In Dostoevsky, all these things are shaded more darkly. His psychological portraits sketch the reasons of murderers, his fools descend into wickedness and ruin, his grand ball dissolves in panic as the city catches fire. The similarities between his works and Austen’s are subtle and fascinating. The differences are obvious, and ultimately more important. So profound is the divide that one cannot imagine Austen even touching the subjects that Dostoevsky wrestled. Dickens might have taken up Dostoevsky’s themes, though with far more sentiment and optimism. But if Jane Austen had written about revolution, or moral anarchy, or the psychology of suicide, she would not have been Jane Austen.

And the world would have lost something. One may prefer Jane Austen; one may prefer Fyodor Dostoevsky. Either position is fair. But it is good that Austen was herself, and not Dostoevsky, just as it is good that Dostoevsky was himself, and not Austen. Such is the diversity that makes the world rich.

Good Character(s)

This summer I made my first foray into Jane Austen, reading Mansfield Park. I found the novel more thought-provoking than enjoyable, and one of the issues it raised for me was the relationship between moral goodness and good characters. Fanny Price, the novel’s heroine, is probably the most emphatically good (in the moral sense) character I have ever experienced, and also a bad character in the sense of not being compelling or enjoyable. She is, in fact, one of the reasons the book drags as it does (the other is that the simple plot takes far too long to unfold). I began to find her tiresome; Jane Austen’s own mother called her insipid.

I call Fanny Price emphatically good not because she is the most moral character I have ever read but because the whole book emphasizes her goodness. Austen’s admirable theme is that the meek shall inherit the earth, and her intriguing purpose is to cross-examine the true value of the witty, vivacious belle who was (is) the ideal of high society. Fanny exists as a kind of living counterpoint to all the defects of the upper classes – lack of principle, lack of kindness, form over substance, glitter over gold. Her goodness, as central to the novel’s ideas, is inescapable, but it does not do her many favors.

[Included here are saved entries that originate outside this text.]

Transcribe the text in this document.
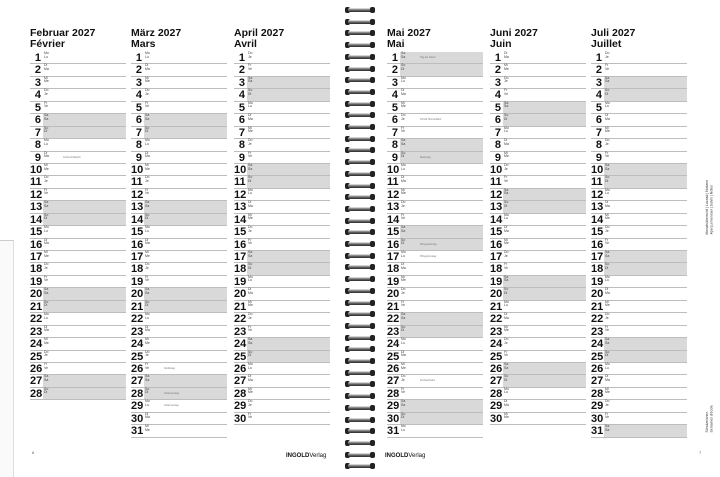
Februar 2027
Février
1 Mo
Lu
2 Di
Ma
3 Mi
Me
4 Do
Je
5 Fr
Ve
6 Sa
Sa
7 So
Di
8 Mo
Lu
9 Di
Ma	Aschermittwoch
10 Mi
Me
11 Do
Je
12 Fr
Ve
13 Sa
Sa
14 So
Di
15 Mo
Lu
16 Di
Ma
17 Mi
Me
18 Do
Je
19 Fr
Ve
20 Sa
Sa
21 So
Di
22 Mo
Lu
23 Di
Ma
24 Mi
Me
25 Do
Je
26 Fr
Ve
27 Sa
Sa
28 So
Di
März 2027
Mars
1 Mo
Lu
2 Di
Ma
3 Mi
Me
4 Do
Je
5 Fr
Ve
6 Sa
Sa
7 So
Di
8 Mo
Lu
9 Di
Ma
10 Mi
Me
11 Do
Je
12 Fr
Ve
13 Sa
Sa
14 So
Di
15 Mo
Lu
16 Di
Ma
17 Mi
Me
18 Do
Je
19 Fr
Ve
20 Sa
Sa
21 So
Di
22 Mo
Lu
23 Di
Ma
24 Mi
Me
25 Do
Je
26 Fr
Ve	Karfreitag
27 Sa
Sa
28 So
Di	Ostersonntag
29 Mo
Lu	Ostermontag
30 Di
Ma
31 Mi
Me
April 2027
Avril
1 Do
Je
2 Fr
Ve
3 Sa
Sa
4 So
Di
5 Mo
Lu
6 Di
Ma
7 Mi
Me
8 Do
Je
9 Fr
Ve
10 Sa
Sa
11 So
Di
12 Mo
Lu
13 Di
Ma
14 Mi
Me
15 Do
Je
16 Fr
Ve
17 Sa
Sa
18 So
Di
19 Mo
Lu
20 Di
Ma
21 Mi
Me
22 Do
Je
23 Fr
Ve
24 Sa
Sa
25 So
Di
26 Mo
Lu
27 Di
Ma
28 Mi
Me
29 Do
Je
30 Fr
Ve
6
INGOLDVerlag
Mai 2027
Mai
1 Sa
Sa	Tag der Arbeit
2 So
Di
3 Mo
Lu
4 Di
Ma
5 Mi
Me
6 Do
Je	Christi Himmelfahrt
7 Fr
Ve
8 Sa
Sa
9 So
Di	Muttertag
10 Mo
Lu
11 Di
Ma
12 Mi
Me
13 Do
Je
14 Fr
Ve
15 Sa
Sa
16 So
Di	Pfingstsonntag
17 Mo
Lu	Pfingstmontag
18 Di
Ma
19 Mi
Me
20 Do
Je
21 Fr
Ve
22 Sa
Sa
23 So
Di
24 Mo
Lu
25 Di
Ma
26 Mi
Me
27 Do
Je	Fronleichnam
28 Fr
Ve
29 Sa
Sa
30 So
Di
31 Mo
Lu
Juni 2027
Juin
1 Di
Ma
2 Mi
Me
3 Do
Je
4 Fr
Ve
5 Sa
Sa
6 So
Di
7 Mo
Lu
8 Di
Ma
9 Mi
Me
10 Do
Je
11 Fr
Ve
12 Sa
Sa
13 So
Di
14 Mo
Lu
15 Di
Ma
16 Mi
Me
17 Do
Je
18 Fr
Ve
19 Sa
Sa
20 So
Di
21 Mo
Lu
22 Di
Ma
23 Mi
Me
24 Do
Je
25 Fr
Ve
26 Sa
Sa
27 So
Di
28 Mo
Lu
29 Di
Ma
30 Mi
Me
Juli 2027
Juillet
1 Do
Je
2 Fr
Ve
3 Sa
Sa
4 So
Di
5 Mo
Lu
6 Di
Ma
7 Mi
Me
8 Do
Je
9 Fr
Ve
10 Sa
Sa
11 So
Di
12 Mo
Lu
13 Di
Ma
14 Mi
Me
15 Do
Je
16 Fr
Ve
17 Sa
Sa
18 So
Di
19 Mo
Lu
20 Di
Ma
21 Mi
Me
22 Do
Je
23 Fr
Ve
24 Sa
Sa
25 So
Di
26 Mo
Lu
27 Di
Ma
28 Mi
Me
29 Do
Je
30 Fr
Ve
31 Sa
Sa
INGOLDVerlag
7
Monatsübersicht | Lucasd | Notizen
Aperçu mensuel | Suivis | Notes
Schulzeichen
Semaines d'école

Yet I am sure that it is not due to excess goodness that Fanny Price is (to be kind) unengaging or (to be like Jane Austen’s mother) insipid. Fanny would be both a more enjoyable character and a more accurate representation of goodness if Austen had not mishandled the virtue of humility. She portrays it quite badly – though, in fairness, most authors do. In Mansfield Park, Fanny is humble; this means that she has a pathetically low, and generally false, valuation of herself and accepts other people’s negative opinions of who she is and what she deserves to a point that seems almost weak-minded.

Nor is Fanny a moral paragon in all respects. The narrator repeatedly reminds us that she is anxious and timid, and it’s certain that she has almost no courage at all. It is to Austen’s credit as a writer that she created such limitations in her character, and if you stop to consider it, Fanny’s timidity lends a poignant note to her climactic resistance to an unwanted marriage. Ironically, though, Fanny would have been better company for four hundred pages if her virtues had extended a little farther, and that would have done more for the novel than a little poignancy.

Additionally, Austen – who excelled in creating sharp, lively portraits of female characters – failed to do so with Fanny Price. Fanny gives little impression of anything except strong moral convictions and a puddle of weakness besides. Details such as her physical grace and her love of reading are barely seen and certainly not felt. Her passivity is the stuff of legend; her only contribution to her own destiny is to reject Henry Crawford – in other words, manage to do nothing when someone else is trying to get her to do something (usually she is just carried along when other people do things).

What makes a good character is ultimately disconnected from what makes a good person. White knights and black villains have alike succeeded as characters, and have alike failed. Even the case of Fanny Price proves that what matters is not the amount of goodness a character possesses but how it is used, and what the character possesses besides.